Sesampainya di kamar Noa dengan membawa kantong berisi es batu, Shaga mendapati gadis itu sudah tertidur di atas sofa. Ia menghela napas, lalu mendekat. Berlutut di hadapan Noa sambil menatap dengan tatapan ragu.
“Kalau aku kompres, bisa-bisa dia bangun. Tapi kalau tidak, besok kakinya bisa saja bengkak.”
Akhirnya Shaga berada pada keputusan akhir. Perlahan-lahan meletakkan es batu di pergelangan kaki Noa. Mengopresnya dengan hati-hati agar tidak terbangun. Walaupun kenyataannya Noa tidak akan bangun karena berada dalam pengaruh alkohol.
Setelah selesai mengompres dengan aman, kini saatnya Shaga memindahkan Noa ke atas tempat tidur. Menggendongnya dengan hati-hati sekali. Tiba-tiba tangan Noa bergerak melingkar ke lehernya dalam keadaan mata terpejam. Sedikit kaget, namun semuanya masih aman. Entah kenapa, meski mendapat perlakuan buruk, Shaga tidak tega membiarkan Noa tidur dalam keadaan kaki tidak dikompres.
Shaga membaringkan tubuh Noa ke atas tempat tidur.

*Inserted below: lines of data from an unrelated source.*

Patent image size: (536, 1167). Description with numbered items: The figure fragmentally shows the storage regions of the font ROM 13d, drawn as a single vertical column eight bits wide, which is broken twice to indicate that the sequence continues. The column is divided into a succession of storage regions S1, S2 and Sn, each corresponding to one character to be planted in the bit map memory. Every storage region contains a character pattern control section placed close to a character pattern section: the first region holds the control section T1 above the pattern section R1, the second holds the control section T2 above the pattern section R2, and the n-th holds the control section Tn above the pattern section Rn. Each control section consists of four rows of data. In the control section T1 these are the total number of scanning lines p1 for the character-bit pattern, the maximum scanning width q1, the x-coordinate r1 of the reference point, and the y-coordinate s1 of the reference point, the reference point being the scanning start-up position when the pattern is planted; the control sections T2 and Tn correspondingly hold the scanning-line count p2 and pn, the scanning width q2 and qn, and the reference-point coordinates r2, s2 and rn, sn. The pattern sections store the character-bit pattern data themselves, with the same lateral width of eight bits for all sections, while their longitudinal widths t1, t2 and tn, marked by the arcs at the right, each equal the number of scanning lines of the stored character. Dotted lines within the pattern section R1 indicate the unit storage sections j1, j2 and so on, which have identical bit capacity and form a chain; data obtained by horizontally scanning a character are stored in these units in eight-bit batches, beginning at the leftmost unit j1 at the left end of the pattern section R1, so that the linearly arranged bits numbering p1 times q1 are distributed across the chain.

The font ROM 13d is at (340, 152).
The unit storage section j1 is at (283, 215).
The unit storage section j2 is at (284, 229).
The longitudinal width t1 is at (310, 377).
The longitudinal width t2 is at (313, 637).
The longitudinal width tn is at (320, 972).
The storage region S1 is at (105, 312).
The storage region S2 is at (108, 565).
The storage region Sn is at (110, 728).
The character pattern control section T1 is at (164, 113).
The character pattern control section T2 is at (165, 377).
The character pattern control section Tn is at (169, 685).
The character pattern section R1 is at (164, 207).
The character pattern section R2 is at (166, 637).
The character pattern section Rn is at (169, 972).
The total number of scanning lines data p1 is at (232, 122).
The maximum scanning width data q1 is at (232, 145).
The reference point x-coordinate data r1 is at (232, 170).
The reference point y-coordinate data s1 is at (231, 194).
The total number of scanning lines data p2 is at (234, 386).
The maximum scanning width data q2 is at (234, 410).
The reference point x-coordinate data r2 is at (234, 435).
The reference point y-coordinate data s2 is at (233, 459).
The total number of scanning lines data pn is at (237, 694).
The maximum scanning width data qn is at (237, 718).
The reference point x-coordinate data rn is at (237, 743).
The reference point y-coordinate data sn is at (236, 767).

Tangannya ditarik pelan, agar bisa memindahkan tangan Noa dari lehernya. Tetapi Shaga tidak siap dengan gerakan yang tiba-tiba Noa lakukan dalam keadaan tidak sadar. Menarik lehernya dengan tangan melingkar, hingga membuat Shaga hilang keseimbangan. Terlambat mengantisipasi, tubuhnya jatuh ke tubuh Noa dan menyebabkan bibirnya mendarat keras di bibir gadis itu. kedua mata Shaga membola dengan raut wajah kaget. Buru-buru ia menarik diri, mencerna apa yang barusan terjadi.
“Kenapa aku seceroboh ini?” batinnya dengan perasaan tidak percaya.
Kedua mata Shaga menatap Noa yang tidak sadar sama sekali. Bagaimana reaksi gadis itu jika tahu kalau baru saja terjadi sesuatu yang seharusnya mereka hindari. Shaga tidak sanggup memikirkannya di hadapan Noa. Lantas buru-buru keluar dari kamar gadis yang kini menjadi saudaranya.
“Ini bukan salahku tapi ini kejadian yang tidak disengaja. Jelas tangan Noa yang menarik, bukan aku yang melakukannya,” gumam Shaga.
Tanpa diduga, tangannya menyentuh bibir miliknya yang sempat menyentuh bibir Noa. Bahkan masih teringat jelas bagaimana lembutnya bibir gadis itu dengan aroma alkohol yang masih tersisa. Shaga mengacak rambutnya karena merasa frustrasi.
“Sial! Apa aku kena karma karena menggodanya dengan kata-kata konyolku tadi?”